Pero todo terminó. La
época en la que con treinta mil pesos le agradecían a uno cualquier mandado.
Aquel entonces en el que era sino proponérselo para ser rico y así no más. Todo
eso se acabó.
Al igual que con los
fiscales la compra de árbitros fue indiscriminada. Y ¡ay! del que sacara una
roja en contra o del que condenara a extradición a algún amigo. Todos ya
estaban advertidos. Y no sólo había platica para los árbitros, también veíamos
cómo un incentivo adicional lograba que, aunque trastabillando por el
cansancio, incluso los cracks dieran su vida por salir victoriosos del estadio.
En cada partido, como los mejores gladiadores romanos, nuestros jugadores se
entregaban. Nosotros éramos testigos de su valentía, de la gallardía y no sólo
por la bonificación ni por los puntos; adicional estaba el temor a que en un
autogol o desafortunada jugada pudieran perder la vida. Luchaban enfurecidos
por esos tres puntos que en la tabla representan la gloria, para los
apostadores la ruina, para los hinchas la euforia y para la mafia; para la
mafia el regocijo por dar un espectáculo memorable a sus respetables
consumidores. Y es que eso es lo que se les ha olvidado, qué somos el
respetable.
En medio de esa
aparente felicidad, obstinados, extasiados por los resultados, defendíamos
nuestros colores, anunciábamos a los medios que el juez de línea tenía razón al
anular el legítimo gol que hubiera significado nuestra derrota o nos
mostrábamos satisfechos ante la ocasional complicidad de algún portero vendido.
En contadas ocasiones acertábamos en decir que sí, que esa falta
descalificadora existió pero que al central no lo dejó ver la lluvia.
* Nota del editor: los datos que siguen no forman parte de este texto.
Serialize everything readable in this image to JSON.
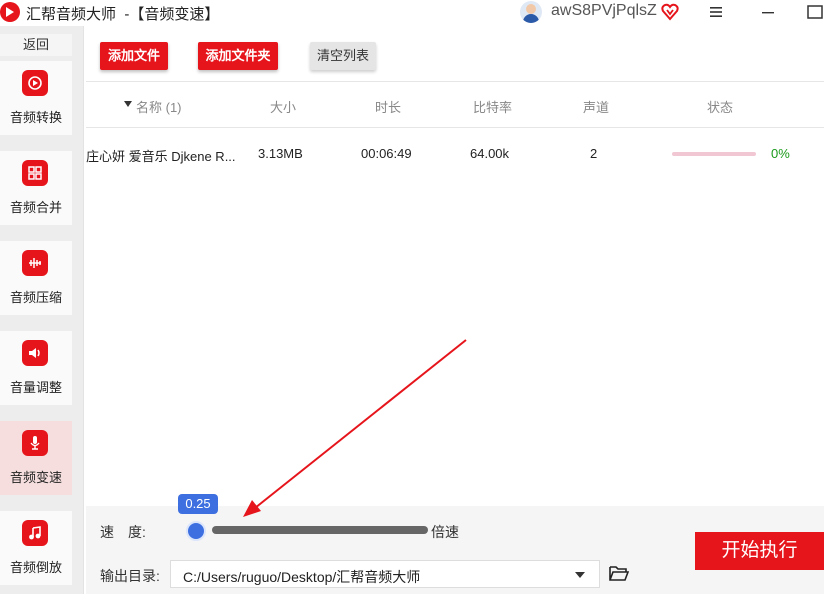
{
  "titlebar": {
    "title": "汇帮音频大师  -【音频变速】",
    "username": "awS8PVjPqlsZ",
    "icons": [
      "app-logo-icon",
      "user-avatar-icon",
      "vip-heart-icon",
      "menu-icon",
      "minimize-icon",
      "maximize-icon"
    ]
  },
  "sidebar": {
    "back_label": "返回",
    "items": [
      {
        "label": "音频转换",
        "icon": "audio-convert-icon"
      },
      {
        "label": "音频合并",
        "icon": "audio-merge-icon"
      },
      {
        "label": "音频压缩",
        "icon": "audio-compress-icon"
      },
      {
        "label": "音量调整",
        "icon": "volume-adjust-icon"
      },
      {
        "label": "音频变速",
        "icon": "audio-speed-icon",
        "active": true
      },
      {
        "label": "音频倒放",
        "icon": "audio-reverse-icon"
      }
    ]
  },
  "toolbar": {
    "add_file": "添加文件",
    "add_folder": "添加文件夹",
    "clear_list": "清空列表"
  },
  "table": {
    "headers": {
      "name": "名称 (1)",
      "size": "大小",
      "duration": "时长",
      "bitrate": "比特率",
      "channels": "声道",
      "status": "状态"
    },
    "rows": [
      {
        "name": "庄心妍 爱音乐 Djkene R...",
        "size": "3.13MB",
        "duration": "00:06:49",
        "bitrate": "64.00k",
        "channels": "2",
        "status": "0%",
        "progress": 0
      }
    ]
  },
  "speed": {
    "label": "速　度:",
    "value": "0.25",
    "unit": "倍速"
  },
  "output": {
    "label": "输出目录:",
    "path": "C:/Users/ruguo/Desktop/汇帮音频大师"
  },
  "start_button": "开始执行",
  "colors": {
    "accent": "#e6141b",
    "slider": "#3d6fe0",
    "progress_ok": "#1a9a1a"
  }
}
Que
ellos, los de negro, también son humanos y como errar es humano...
Inconscientes conocíamos las excusas que nos permitirían seguir rumbo a la
cima.
Y los medios
satisfechos al escuchar los pretextos también escondían su favoritismo. Sí,
porque con ellos lo mismo y es que en ese entonces, ¿Quién no fue un vendido?
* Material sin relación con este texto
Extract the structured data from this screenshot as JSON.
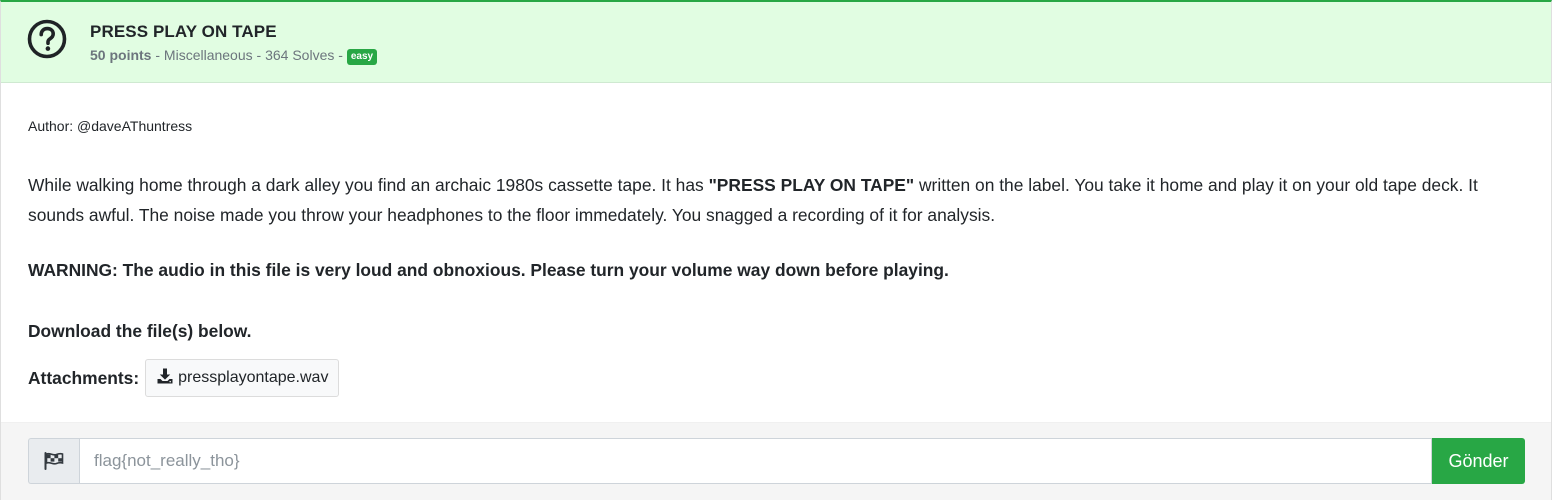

Gritábamos a rabiar cuando las condiciones no nos favorecían, cuando la mafia
del valle realizaba primero su oferta, instantes de suprema impotencia en los
que el sudor corría por nuestra frente al tiempo en que los coros entonábamos.
Nuestras gargantas se desgastaban mientras los ataques se insinuaban, se corría
al ritmo impuesto por el balón; y allá, en la cancha, el Profesor, entregado
como sus hombres a la defensa de un ideal, emitía órdenes golpeando la grama, cambiaba
el orden táctico en beneficio del ataque, motivaba al volante de contención a
salir adelante y subía la línea defensiva para ganar algunos metros.
Los de la tribuna
esperábamos el gol. Rasgábamos las camisetas sufriendo al no tener la pelota.
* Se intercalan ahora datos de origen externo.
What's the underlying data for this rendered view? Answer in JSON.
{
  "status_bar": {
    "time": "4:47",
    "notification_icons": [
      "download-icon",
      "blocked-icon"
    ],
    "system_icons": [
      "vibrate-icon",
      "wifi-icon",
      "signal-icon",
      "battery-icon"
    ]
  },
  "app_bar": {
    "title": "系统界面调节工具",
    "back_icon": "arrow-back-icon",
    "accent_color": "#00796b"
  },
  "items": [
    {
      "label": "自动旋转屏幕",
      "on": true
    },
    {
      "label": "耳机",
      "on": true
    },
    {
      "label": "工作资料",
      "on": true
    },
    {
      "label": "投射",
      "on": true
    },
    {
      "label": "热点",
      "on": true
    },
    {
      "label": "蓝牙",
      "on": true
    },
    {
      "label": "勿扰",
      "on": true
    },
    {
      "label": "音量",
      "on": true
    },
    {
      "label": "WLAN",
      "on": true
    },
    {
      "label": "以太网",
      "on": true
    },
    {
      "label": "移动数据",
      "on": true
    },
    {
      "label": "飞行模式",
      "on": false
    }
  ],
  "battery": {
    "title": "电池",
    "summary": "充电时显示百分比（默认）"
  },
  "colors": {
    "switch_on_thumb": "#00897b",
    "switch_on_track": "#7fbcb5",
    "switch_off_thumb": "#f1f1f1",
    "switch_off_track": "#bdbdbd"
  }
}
La lucha era apoteósica y con nuestros cánticos anunciábamos quiénes éramos los
de la casa. Luchábamos contra el poder de los carteles vecinos.
Los funerales de
nuestros ídolos nos veían concurrir a cientos. El sacerdote, por lo general,
hincha de los colores que defendía el héroe caído, recordaba los momentos
memorables y atinaba a cerrar la ceremonia con algún cantico solemne y
representativo. El estadio nos esperaría el próximo domingo con un motivo
adicional, las ansias de obtener tres puntos para enviarlos al cielo.
Y como dice la
canción “nada es eterno en el mundo” y al futbol le llegó su hora. Las
inversiones cesaron, aquellos capos a los que no mataron los extraditaron y
quedaron al mando de la plata los que saben que no pueden dar visaje y se la
guardan para ellos y nos abandonaron.
Nos abandonaron.
Los mediocres
jugadores mantuvieron sus extraordinarios honorarios, sin comprender que somos
nosotros los únicos por quienes su estabilidad ahora es posible, no comprenden
que aún está en nosotros esa entrega rabiosa, que aún los mismos cánticos son
entonados, que nuestro sudor continúa bañando las gradas mientras sus piques se
trasforman en un trote quedo.
Las prolijas
estrategias se convirtieron en una somnífera espera y dejamos de lado los
múltiplos de tres para hacer cuentas de niño genio al final de cada
temporada.
No entienden aún que están sometidos a nuestros deseos y no importa si su
sueldo excede por mucho al de cualquiera de nosotros. Lo damos todo por un
segundo en el que con una gambeta sea ridiculizado el contrario o lo damos por
los 8, 10 o 12 latidos de corazón que se suceden antes de un gol y por el
suspiro de júbilo que lo celebra. Ni directivos, ni técnicos, ni jugadores aún
lo entienden. Y yo, ya estoy cansado.